La elección de los autores que publica ahora la Biblioteca Nacional no fue fortuita, Rozenmacher fue el hombre con el que Alvarez inauguró su sello editor en 1963, marcando el rumbo -osado para la época, y vanguardista- que desarrollaría hasta su exilio en plena dictadura militar.

“Cuando inicié mi editorial dependía sólo de mí, pero esta colección tuvo el respaldo de la Biblioteca Nacional y entonces pude hacer emprendimientos más difíciles, sólidos y que llevará más tiempo”, afirmó Alvarez en un tono cálido que mezcla con la cadencia que le dejaron tres décadas en España, adonde también dejó una huella ineludible.

“Con apoyo y dinero para hacer las cosas muy bien quedan tomos como los que tengo entre mis manos, 900 páginas con la obra completa de Rozenmacher”, dijo el responsable de un legado que incluye la edición de obras emblemáticas como “Artaud”, el sexto álbum de Almendra, grupo que lideraba Luis Alberto Spinetta.

Se trata de una merecida publicación, porque, “pobre, Rozenmacher tuvo una infancia desgraciada; una muerte infeliz por culpa de una estufa que no funcionaba bien; y con 30 y pico de años escribió obras excelentes, cuentos maravillosos, se transformó en un muy buen periodista y sobre todo habló sobre ser judío en Argentina de una forma que yo admiro, con cariño”.

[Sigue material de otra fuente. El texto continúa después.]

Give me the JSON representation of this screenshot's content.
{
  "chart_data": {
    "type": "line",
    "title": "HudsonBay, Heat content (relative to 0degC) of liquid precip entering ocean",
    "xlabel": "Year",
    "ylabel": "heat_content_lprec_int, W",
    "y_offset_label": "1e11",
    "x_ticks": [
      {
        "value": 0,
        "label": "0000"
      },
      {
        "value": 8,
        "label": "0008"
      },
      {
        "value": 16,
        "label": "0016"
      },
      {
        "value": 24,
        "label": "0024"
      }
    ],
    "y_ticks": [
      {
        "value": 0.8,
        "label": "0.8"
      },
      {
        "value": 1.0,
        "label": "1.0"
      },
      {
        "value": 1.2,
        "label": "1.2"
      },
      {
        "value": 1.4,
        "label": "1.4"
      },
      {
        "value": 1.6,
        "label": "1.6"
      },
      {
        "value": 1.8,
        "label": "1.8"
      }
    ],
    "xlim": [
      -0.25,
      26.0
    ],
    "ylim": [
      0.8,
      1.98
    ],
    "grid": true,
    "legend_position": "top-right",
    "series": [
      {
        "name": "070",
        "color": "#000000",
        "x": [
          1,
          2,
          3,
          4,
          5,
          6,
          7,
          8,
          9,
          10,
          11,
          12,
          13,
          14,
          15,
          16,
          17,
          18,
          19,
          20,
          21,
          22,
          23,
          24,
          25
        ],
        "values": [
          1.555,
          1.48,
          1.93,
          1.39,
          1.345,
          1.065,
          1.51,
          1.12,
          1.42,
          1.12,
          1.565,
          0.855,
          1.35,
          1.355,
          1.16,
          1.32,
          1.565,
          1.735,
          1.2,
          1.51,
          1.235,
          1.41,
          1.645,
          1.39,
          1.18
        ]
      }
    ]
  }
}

La edición suma cuentos, obras de teatro, guiones de TV y artículos periodísticos de Rozenmacher, retomando la marca que había dejado con `Cabecita negra` -relato de percepción de época: burguesía acorralada vs desborde popular- que devino hito editorial con dos tiradas agotadas en poco más de un año, a pesar de lo ignoto de su autor.

“Aira responde a una razón sencilla -continuó Alvarez-, no lo había leído en mi vida y enterado de su existencia leí 15 novelas suyas; es un escritor potente y poderoso así que lo llamé, le dije que quería editar un libro suyo que fuera una síntesis de otros, me dijo `te quedarás con las ganas`, le pregunté que me iba a dar entonces y me contestó: `Te voy a dar tres cuentos inéditos`”.

Alvarez creó los míticos sellos Mandioca y Microfón -conocido como Talent-, con los que descubrió a Vox Dei, Tanguito, Pappo`s Blues, Miguel Abuelo o Moris y grabó álbumes emblemáticos como “Artaud”, de Almendra, y “Pequeñas anécdotas sobre las instituciones”, de Sui Generis.

David Viñas, Manuel Puig, Rodolfo Walsh, Félix Luna, Marta Lynch, Leopoldo Torre Nilsson y Quino fueron algunos de los nombres que pasaron por la editorial que llevó su nombre desde 1963.

Luego creó “De la Flor” con Daniel Divinsky, nombre tomado de la exclamación de la desaparecida Pirí Lugones, nieta de Leopoldo, cuando escuchaba el proyecto: “Entonces lo que ustedes quieren es una flor de editorial”, había dicho ese 1967 cuando escuchaba sus intensiones.

El exilio llegó en 1977 cuando lo acusaron de contestatario pero no el silencio, durante sus 34 años en España -regresó a Argentina en 2011- creó los exitosos grupos pop Mecano y Olé Olé, de venta masiva en los 80; y luego produjo a Joaquín Sabina y Manolo Tena.